Canada’s economic growth is sluggish. But the country has so far avoided the recession that many economists predicted this time last year. Real gross domestic product (GDP) increased at an annual rate of 1% in the fourth quarter, supported by exports to the US, where the economy is strong.
This near-zero growth rate is something of a sweet spot for central banks. They are deliberately trying to slow economic activity to reduce upward pressure on prices, but they don’t want to go too far and push the economy into a ditch.
“The Bank of Canada has been benefiting for a while now simply because the bottom hasn’t fallen out of the economy,” James Orlando, senior economist at Toronto-Dominion Bank, said in an interview.
“If the economy is contracting and a recession is expected, the Bank of Canada won’t have time to sit around and wait for inflation to go down. They’ll have to cut right away. Not applicable at this time.”
Most analysts expect the central bank to start cutting rates around mid-year, perhaps at its June meeting. However, some believe the bank could take action as early as April, given recent positive inflation data.
The interest rate swap market, which reflects market expectations about monetary policy, puts the probability of a rate cut in April at just under 40%, according to Refinitiv data.
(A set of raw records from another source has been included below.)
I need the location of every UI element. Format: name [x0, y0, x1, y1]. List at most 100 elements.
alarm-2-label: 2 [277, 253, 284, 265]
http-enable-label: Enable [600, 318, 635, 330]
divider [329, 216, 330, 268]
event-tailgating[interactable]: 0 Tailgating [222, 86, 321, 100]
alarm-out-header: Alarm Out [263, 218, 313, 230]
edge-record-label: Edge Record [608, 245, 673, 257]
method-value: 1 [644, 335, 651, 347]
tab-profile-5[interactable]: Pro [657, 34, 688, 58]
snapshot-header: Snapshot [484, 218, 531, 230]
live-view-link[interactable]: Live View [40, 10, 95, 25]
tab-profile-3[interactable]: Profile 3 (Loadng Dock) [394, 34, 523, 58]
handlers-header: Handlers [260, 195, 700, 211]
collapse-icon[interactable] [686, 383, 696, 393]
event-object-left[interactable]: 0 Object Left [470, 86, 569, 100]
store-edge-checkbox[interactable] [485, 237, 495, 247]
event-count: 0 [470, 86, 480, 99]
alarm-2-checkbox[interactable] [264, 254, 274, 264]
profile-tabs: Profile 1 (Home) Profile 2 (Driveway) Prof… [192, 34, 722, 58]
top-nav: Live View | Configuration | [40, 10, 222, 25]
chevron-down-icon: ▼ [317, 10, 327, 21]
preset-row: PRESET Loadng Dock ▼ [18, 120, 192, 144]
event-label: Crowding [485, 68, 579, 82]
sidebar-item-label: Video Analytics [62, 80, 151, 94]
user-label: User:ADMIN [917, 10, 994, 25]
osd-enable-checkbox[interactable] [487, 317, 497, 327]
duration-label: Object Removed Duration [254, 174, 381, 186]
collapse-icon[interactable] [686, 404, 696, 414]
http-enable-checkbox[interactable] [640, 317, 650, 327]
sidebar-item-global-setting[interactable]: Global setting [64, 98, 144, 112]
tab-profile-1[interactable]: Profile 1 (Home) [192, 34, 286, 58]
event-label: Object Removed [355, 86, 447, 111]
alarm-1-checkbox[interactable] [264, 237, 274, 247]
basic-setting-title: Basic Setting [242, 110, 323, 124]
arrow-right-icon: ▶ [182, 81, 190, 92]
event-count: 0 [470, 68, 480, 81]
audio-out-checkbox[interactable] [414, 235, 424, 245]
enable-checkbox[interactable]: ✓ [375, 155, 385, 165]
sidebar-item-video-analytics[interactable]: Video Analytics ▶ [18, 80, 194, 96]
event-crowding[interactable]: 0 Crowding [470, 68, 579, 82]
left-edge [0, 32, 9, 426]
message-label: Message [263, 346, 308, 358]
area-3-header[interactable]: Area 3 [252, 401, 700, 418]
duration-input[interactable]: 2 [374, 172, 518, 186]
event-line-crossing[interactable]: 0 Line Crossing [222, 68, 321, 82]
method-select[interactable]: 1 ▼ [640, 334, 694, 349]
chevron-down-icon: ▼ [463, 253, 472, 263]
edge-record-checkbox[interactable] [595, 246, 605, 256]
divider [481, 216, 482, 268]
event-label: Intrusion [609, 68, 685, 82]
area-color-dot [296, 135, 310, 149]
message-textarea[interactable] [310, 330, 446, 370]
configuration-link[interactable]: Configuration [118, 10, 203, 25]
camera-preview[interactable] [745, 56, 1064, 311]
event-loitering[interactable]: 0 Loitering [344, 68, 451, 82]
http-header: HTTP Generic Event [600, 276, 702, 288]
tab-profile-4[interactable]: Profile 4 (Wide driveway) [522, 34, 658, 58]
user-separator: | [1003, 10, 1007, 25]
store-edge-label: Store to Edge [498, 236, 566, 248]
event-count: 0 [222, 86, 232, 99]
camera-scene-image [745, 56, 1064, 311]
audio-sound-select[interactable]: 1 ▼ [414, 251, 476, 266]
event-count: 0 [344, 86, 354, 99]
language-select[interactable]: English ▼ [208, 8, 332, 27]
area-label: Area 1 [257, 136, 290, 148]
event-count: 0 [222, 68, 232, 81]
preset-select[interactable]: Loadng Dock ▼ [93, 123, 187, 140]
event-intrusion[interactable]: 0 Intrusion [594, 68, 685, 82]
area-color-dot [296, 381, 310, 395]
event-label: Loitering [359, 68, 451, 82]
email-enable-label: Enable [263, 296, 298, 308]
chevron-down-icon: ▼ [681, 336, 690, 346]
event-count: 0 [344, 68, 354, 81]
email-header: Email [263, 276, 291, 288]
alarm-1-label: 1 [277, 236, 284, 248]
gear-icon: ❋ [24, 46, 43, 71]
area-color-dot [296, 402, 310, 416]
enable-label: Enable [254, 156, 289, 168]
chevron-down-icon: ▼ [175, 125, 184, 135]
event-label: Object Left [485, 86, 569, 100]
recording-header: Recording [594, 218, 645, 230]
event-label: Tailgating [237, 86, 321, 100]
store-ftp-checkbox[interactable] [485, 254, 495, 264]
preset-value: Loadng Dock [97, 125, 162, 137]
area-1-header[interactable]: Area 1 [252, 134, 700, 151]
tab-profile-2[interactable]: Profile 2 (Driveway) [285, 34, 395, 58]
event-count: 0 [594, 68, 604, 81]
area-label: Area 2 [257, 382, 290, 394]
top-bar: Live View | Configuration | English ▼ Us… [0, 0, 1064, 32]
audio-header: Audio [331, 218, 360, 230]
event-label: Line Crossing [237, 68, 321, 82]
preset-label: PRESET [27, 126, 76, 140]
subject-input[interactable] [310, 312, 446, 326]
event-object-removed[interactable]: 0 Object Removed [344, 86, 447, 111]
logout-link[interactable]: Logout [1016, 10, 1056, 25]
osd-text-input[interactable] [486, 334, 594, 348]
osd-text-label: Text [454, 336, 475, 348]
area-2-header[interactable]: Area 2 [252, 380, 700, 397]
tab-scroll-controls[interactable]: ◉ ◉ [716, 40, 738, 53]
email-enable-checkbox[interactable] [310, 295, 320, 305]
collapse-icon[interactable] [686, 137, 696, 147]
This would rise to nearly 80% if rates were cut by June.
As the bank takes steps towards monetary easing, soaring shelter prices and the soaring real estate market remain key challenges.
Rising mortgage interest costs are directly related to banks’ past interest rate decisions and are the largest contributor to overall inflation. But rate cuts that provide some relief to homeowners with mortgages are likely to push up home prices and further undermine housing affordability.
At the same time, the bank said there was not much that could be done about high rent inflation, which was being caused by a severe mismatch between housing supply and rapid population growth. Some economists have therefore suggested that the central bank should take shelter inflation into account when deciding when to cut interest rates.
“Canada has a housing problem, not inflation, and the central bank’s policies risk exacerbating the situation,” Olivia Cross, North American economist at Capital Economics, said in a note to clients.
“High interest rates are weighing heavily on pre-construction sales that developers rely on to finance their projects,” she wrote. “As a result, housing starts have continued to trend downward in recent months, despite the potential for a boost from unseasonably warm weather. The case for easing policy restrictions is therefore more persuasive. ”
Analysts will be watching Wednesday for any hints about an end to the Bank of Canada’s quantitative tightening (QT) program, in which it shrinks the size of its balance sheet to compensate for high interest rates.
Bank officials said last year that they expected QT to end in late 2024 or early 2025. However, there have been recent signs of stress in the short-term lending market, leading to speculation that the bank may wind down QT in the coming months.